ChatGPT lies about scientific results according to researchers


OpenAI’s now popular ChatGPT text-generating program is capable of propagating many errors on scientific studies, hence the need for open-source alternatives whose operation can be examined, according to a published study. this week in the prestigious journal Nature.

“Currently, almost all conversational AI technologies are products owned by a small number of large technology companies that have the resources for AI technology,” writes lead author Eva AM van Dis, postdoctoral researcher and Psychologist at the Amsterdam UMC, Department of Psychiatry, University of Amsterdam, The Netherlands, and the authors with whom she has collaborated.

Because of the errors propagated by these programs, the study authors continue, “one of the most immediate problems for the research community is the lack of transparency.”

“To counter opacity, open source AI must be a priority”

“To counter this opacity, the development of open source AI must be a priority. »

OpenAI, the San Francisco startup that developed ChatGPT, and which is funded by Microsoft, has not released the ChatGPT source code. Big Language Models, the generative AI class that preceded ChatGPT, especially OpenAI’s GPT-3, introduced in 2020, also doesn’t come with open source code.

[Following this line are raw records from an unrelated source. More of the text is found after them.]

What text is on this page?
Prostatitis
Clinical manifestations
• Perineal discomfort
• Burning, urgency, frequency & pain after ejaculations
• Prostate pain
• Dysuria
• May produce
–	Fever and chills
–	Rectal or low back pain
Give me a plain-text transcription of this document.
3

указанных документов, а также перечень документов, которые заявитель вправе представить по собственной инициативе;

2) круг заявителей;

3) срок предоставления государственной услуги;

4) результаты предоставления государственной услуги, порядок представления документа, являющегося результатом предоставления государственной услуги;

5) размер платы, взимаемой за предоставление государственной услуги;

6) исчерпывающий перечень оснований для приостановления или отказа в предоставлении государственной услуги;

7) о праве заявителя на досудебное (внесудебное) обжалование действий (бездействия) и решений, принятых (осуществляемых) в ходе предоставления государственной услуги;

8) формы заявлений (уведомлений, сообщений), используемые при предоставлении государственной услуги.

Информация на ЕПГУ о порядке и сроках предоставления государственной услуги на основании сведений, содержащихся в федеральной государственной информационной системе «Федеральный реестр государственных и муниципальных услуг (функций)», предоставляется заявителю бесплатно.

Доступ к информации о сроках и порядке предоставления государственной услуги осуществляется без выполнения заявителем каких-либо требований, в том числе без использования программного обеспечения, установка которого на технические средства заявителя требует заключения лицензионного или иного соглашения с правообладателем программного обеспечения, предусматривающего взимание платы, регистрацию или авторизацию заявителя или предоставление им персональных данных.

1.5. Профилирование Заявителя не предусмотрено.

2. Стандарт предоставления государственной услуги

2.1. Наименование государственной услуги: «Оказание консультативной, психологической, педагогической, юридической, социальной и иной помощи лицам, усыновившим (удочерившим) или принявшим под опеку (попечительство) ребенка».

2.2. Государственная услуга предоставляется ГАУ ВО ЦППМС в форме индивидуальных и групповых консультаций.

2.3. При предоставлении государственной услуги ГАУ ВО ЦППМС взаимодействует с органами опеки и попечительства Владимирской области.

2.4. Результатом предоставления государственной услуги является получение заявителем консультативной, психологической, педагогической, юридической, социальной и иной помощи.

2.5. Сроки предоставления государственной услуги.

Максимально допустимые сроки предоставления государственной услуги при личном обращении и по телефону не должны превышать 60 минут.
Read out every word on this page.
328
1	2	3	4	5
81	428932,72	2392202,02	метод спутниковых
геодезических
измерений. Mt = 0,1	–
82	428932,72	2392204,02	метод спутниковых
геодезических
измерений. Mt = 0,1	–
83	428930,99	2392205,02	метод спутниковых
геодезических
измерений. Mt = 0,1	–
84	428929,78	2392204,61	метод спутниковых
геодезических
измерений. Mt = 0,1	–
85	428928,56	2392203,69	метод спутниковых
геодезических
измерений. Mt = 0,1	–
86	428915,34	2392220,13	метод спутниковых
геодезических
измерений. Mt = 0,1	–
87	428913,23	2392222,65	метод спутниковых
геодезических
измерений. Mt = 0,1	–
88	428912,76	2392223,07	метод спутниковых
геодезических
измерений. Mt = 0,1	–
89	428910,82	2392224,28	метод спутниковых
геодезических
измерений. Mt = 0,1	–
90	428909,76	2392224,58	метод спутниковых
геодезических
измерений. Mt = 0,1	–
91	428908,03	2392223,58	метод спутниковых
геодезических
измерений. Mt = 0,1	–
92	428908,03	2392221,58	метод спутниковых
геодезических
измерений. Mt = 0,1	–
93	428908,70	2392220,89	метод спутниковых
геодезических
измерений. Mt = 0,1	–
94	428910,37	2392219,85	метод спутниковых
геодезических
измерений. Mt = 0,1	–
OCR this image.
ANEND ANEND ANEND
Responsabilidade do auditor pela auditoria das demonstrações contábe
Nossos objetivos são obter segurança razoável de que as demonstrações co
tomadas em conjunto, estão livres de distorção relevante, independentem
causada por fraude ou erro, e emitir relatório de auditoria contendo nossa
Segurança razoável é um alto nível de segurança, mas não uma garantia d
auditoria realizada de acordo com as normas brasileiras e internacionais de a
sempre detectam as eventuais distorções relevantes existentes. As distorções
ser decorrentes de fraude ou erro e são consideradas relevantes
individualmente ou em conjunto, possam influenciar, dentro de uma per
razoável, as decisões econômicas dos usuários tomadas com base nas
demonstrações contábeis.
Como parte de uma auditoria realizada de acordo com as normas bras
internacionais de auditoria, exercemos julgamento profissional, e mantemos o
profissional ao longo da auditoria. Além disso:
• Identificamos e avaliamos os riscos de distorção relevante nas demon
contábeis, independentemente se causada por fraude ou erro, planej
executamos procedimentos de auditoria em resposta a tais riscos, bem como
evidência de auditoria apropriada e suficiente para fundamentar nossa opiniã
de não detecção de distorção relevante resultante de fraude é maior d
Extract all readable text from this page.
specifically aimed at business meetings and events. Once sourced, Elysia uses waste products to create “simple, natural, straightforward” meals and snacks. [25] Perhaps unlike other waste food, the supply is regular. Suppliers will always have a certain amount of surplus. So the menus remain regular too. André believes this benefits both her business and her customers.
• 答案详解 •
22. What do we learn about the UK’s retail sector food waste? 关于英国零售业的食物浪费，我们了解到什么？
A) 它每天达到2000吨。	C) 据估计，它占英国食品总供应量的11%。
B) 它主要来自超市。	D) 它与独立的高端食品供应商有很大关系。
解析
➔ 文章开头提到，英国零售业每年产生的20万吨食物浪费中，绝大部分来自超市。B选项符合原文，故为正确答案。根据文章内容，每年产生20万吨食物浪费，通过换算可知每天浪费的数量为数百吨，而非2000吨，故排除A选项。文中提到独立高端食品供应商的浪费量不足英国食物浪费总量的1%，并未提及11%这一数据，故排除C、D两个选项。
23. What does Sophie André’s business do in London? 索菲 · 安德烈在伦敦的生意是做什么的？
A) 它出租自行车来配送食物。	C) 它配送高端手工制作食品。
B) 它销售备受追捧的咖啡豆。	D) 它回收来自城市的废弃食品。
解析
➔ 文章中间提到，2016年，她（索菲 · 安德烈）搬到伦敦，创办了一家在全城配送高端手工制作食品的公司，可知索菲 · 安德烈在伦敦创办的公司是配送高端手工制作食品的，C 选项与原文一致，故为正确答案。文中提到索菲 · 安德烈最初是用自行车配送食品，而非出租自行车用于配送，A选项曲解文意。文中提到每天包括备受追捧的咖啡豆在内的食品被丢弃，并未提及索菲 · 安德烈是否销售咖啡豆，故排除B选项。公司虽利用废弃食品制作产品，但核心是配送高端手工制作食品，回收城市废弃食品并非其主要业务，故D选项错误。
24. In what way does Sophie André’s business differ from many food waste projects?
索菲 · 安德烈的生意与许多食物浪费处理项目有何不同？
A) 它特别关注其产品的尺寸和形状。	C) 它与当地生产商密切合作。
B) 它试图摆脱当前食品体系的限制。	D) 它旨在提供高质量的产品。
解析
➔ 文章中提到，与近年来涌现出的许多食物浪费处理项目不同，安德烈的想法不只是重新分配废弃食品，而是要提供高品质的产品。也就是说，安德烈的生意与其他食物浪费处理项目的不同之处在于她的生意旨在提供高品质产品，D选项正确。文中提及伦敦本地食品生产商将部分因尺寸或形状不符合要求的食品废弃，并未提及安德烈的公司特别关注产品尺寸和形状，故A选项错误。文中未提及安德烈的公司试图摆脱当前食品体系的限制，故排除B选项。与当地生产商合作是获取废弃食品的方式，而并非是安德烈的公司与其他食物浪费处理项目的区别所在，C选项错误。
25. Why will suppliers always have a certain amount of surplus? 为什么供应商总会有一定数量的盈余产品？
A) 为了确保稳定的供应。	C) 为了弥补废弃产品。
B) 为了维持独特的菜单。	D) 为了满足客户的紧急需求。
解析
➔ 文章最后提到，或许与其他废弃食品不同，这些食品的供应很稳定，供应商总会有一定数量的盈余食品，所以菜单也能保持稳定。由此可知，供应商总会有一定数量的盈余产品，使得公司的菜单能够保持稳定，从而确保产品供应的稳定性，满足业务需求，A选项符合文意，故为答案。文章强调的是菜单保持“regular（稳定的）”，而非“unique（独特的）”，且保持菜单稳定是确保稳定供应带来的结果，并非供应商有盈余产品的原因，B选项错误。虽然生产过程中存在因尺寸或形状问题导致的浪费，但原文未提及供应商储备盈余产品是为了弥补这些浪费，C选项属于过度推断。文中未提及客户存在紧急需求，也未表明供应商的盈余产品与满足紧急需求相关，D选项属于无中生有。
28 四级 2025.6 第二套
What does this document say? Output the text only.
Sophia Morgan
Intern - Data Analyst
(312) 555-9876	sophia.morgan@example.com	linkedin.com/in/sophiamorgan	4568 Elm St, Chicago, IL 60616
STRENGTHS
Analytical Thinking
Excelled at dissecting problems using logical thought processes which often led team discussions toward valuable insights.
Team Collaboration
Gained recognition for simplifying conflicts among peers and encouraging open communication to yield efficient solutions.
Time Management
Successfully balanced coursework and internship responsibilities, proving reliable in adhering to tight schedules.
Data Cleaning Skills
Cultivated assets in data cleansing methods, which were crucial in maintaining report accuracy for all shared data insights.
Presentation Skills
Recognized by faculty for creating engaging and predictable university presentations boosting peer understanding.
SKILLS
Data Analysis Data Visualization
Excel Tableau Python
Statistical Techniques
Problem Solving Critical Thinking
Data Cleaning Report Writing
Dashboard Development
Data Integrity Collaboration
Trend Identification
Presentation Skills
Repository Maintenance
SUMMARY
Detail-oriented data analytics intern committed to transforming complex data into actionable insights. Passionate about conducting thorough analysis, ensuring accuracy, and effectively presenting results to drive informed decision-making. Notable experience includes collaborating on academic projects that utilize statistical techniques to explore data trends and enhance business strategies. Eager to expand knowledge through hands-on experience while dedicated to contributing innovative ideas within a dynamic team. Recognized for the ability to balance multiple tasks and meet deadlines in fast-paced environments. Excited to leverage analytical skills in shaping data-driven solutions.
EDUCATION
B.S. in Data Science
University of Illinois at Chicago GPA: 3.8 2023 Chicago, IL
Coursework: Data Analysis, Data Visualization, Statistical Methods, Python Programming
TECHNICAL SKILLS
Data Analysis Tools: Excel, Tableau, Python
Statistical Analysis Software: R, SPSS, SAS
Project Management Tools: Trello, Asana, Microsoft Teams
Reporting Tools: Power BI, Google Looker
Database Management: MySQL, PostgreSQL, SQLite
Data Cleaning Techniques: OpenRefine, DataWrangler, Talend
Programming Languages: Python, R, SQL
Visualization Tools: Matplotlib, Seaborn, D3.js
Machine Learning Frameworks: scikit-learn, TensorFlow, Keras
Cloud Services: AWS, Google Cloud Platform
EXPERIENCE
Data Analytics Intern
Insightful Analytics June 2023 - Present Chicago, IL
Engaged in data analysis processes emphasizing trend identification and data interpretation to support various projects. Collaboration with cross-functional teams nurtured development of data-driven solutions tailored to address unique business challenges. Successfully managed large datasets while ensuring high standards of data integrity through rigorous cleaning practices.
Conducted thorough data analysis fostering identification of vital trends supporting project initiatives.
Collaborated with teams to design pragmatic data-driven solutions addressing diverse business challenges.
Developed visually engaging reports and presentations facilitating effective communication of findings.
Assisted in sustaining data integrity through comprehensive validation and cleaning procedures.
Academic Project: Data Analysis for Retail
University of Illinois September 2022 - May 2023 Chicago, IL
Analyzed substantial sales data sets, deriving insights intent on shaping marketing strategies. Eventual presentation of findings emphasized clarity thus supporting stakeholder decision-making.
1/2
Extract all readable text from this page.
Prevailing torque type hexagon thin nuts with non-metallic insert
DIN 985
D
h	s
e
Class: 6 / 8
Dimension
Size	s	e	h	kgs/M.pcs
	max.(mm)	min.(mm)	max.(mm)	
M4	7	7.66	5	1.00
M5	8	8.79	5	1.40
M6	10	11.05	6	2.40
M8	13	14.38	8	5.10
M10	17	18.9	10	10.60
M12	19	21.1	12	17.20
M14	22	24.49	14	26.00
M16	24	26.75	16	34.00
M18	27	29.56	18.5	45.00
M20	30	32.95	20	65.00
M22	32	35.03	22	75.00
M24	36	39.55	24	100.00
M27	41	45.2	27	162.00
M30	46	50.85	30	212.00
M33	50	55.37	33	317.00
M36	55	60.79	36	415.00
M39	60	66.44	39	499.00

In the article of Naturetitled “ChatGPT: Five Priorities for Research”, the authors write that there is a very great danger that “the use of conversational AI for specialized research is likely to introduce inaccuracies, biases and plagiarism adding that “researchers using ChatGPT risk being misled by false or biased information, and incorporating it into their thinking and writing.”

An example that allows to objectify ChatGPT errors

The authors cite their own experience using ChatGPT with “a series of questions that required a thorough understanding of the literature” of psychiatry. They found that ChatGPT “often generated false and misleading texts”.

“For example, when we asked ‘how many patients with depression experience relapse after treatment?’, it generated overly general text arguing that treatment effects are generally long-lasting. However, many high-quality studies show that the effects of treatment wear off and the risk of relapse ranges from 29% to 51% within the first year after treatment ends. »

The authors do not argue for the abandonment of large language models, however. Rather, they suggest that “the focus should be on risk management”.

Keeping “humans in the loop”

They suggest a number of measures to manage these risks, including many ways to keep “humans in the loop”. In particular, publishers must ensure “to adopt explicit policies that raise awareness of the use of conversational AI and require transparency”.

But that’s not enough, suggests the study’s lead author. The proliferation of large proprietary language models is a danger. “The underlying training sets and LLMs for ChatGPT and its predecessors are not publicly available, and tech companies could hide the inner workings of their conversational AIs. »

Significant effort is needed from entities outside the private sector to promote open source as an alternative:

“To counter this opacity, priority must be given to the development and implementation of open-source AI technologies. Non-commercial organizations such as universities typically lack the IT and financial resources to keep up with the rapid pace of AI development. We therefore advocate that universities, NGOs, organizations such as the United Nations – as well as tech giants – invest heavily in independent non-profit projects. This will help to develop open-source, transparent and democratically controlled AI technologies. »

A question that is not asked in the article is whether an open-source code model will be able to solve the notorious “black box” problem of artificial intelligence. Exactly how deep neural networks – those with many layers of adjustable parameters or weights – work remains a mystery, even to deep learning practitioners. Therefore, any transparency goal will need to specify what will be learned by opening up a model and its data sources.